Podejrzany o włamania zatrzymany na przejściu granicznym
Policjanci z komisariatu na Baranówce ustalili mężczyznę podejrzanego o włamanie do szafek w szatniach klubów fitness. Okazał się nim obywatel Ukrainy. Ponieważ mężczyzna wyjechał na Ukrainę policjanci zarejestrowali go jako osobę poszukiwaną. Efektem ich pracy było zatrzymanie mężczyzny na przejściu granicznym, gdy ponownie przekraczał granicę.
Policjanci z komisariatu na Baranówce wyjaśniali okoliczności włamania do szafki w szatni jednego z klubów fitness w Rzeszowie.
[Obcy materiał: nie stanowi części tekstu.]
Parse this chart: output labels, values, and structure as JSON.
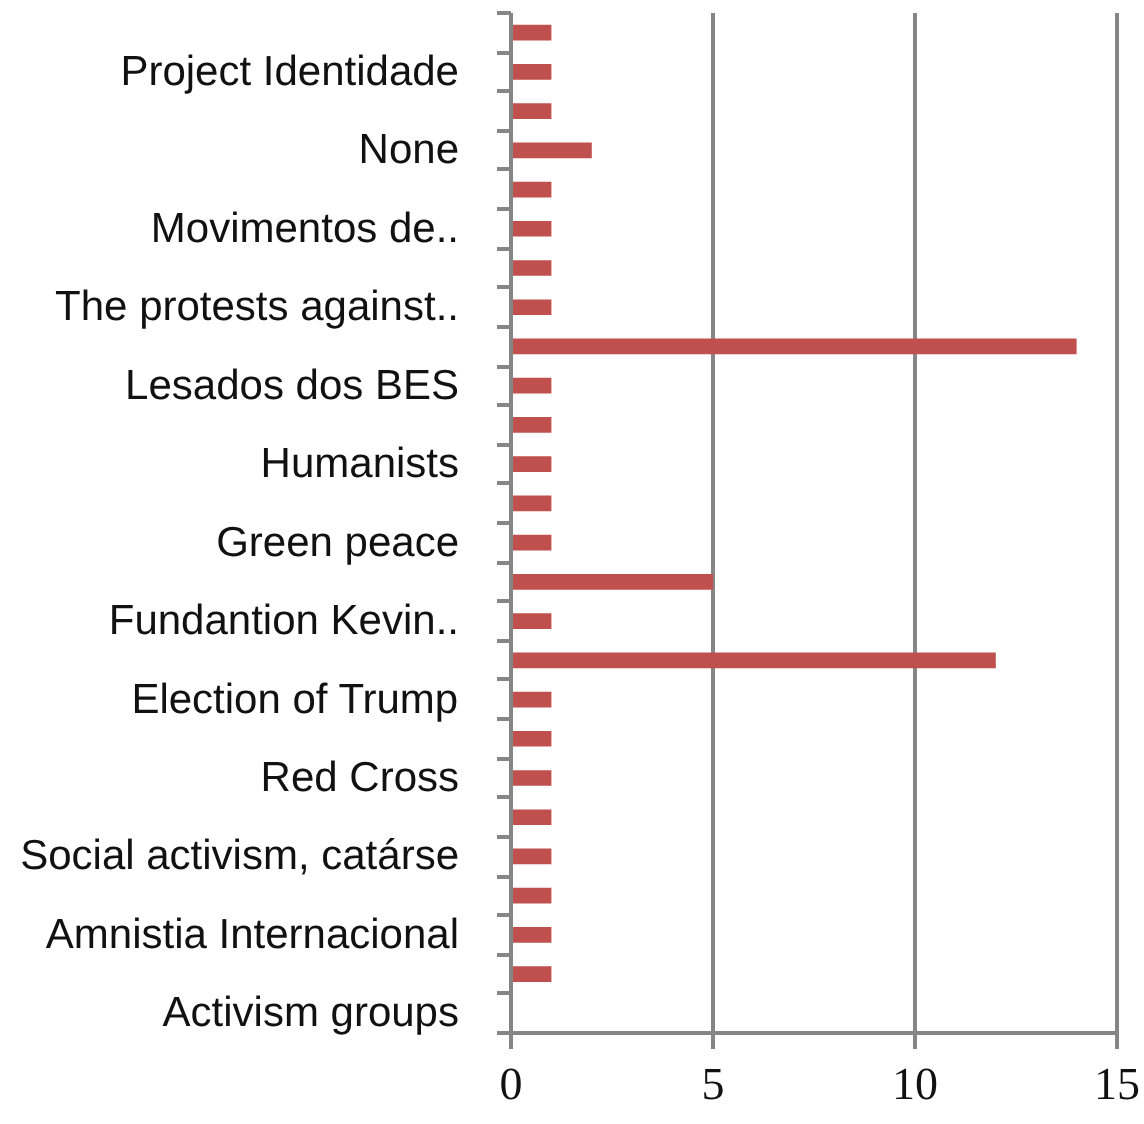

W lutym nieznany sprawca po włamaniu do szafki ukradł telefon komórkowy i gotówkę. Wartość strat to ponad 2600 złotych.
Wyjaśniający sprawę funkcjonariusze na podstawie zebranych informacji oraz ustaleń operacyjnych wytypowali potencjalnego podejrzanego. To 31-letni obywatel Ukrainy. Okazało się, że podejrzany mężczyzna dokonał podobnego włamania w innym klubie. Obie sprawy zostały połączone, a suma strat została oszacowana na ponad 6 tys. złotych.
Z zebranych informacji wynikało, że podejrzewany mężczyzna wyjechał z Polski na Ukrainę. Znając jego tożsamość policjanci zarejestrowali go jako osobę poszukiwaną. W ubiegłym tygodniu mężczyzna został zatrzymany na przejściu granicznym w Dorohusku, gdzie przekraczał granicę wjeżdżając do Polski.
Po zatrzymaniu 31-latek został przewieziony do policyjnego aresztu w rzeszowskiej komendzie. Podczas przesłuchania mężczyzna przyznał się do zarzucanych czynów. Funkcjonariusze przedstawili mu zarzuty kradzieży z włamaniem. Za zgodą prokuratora mężczyzna skorzystał z prawa do dobrowolnego poddania się karze po wyrównaniu całej szkody pokrzywdzonym.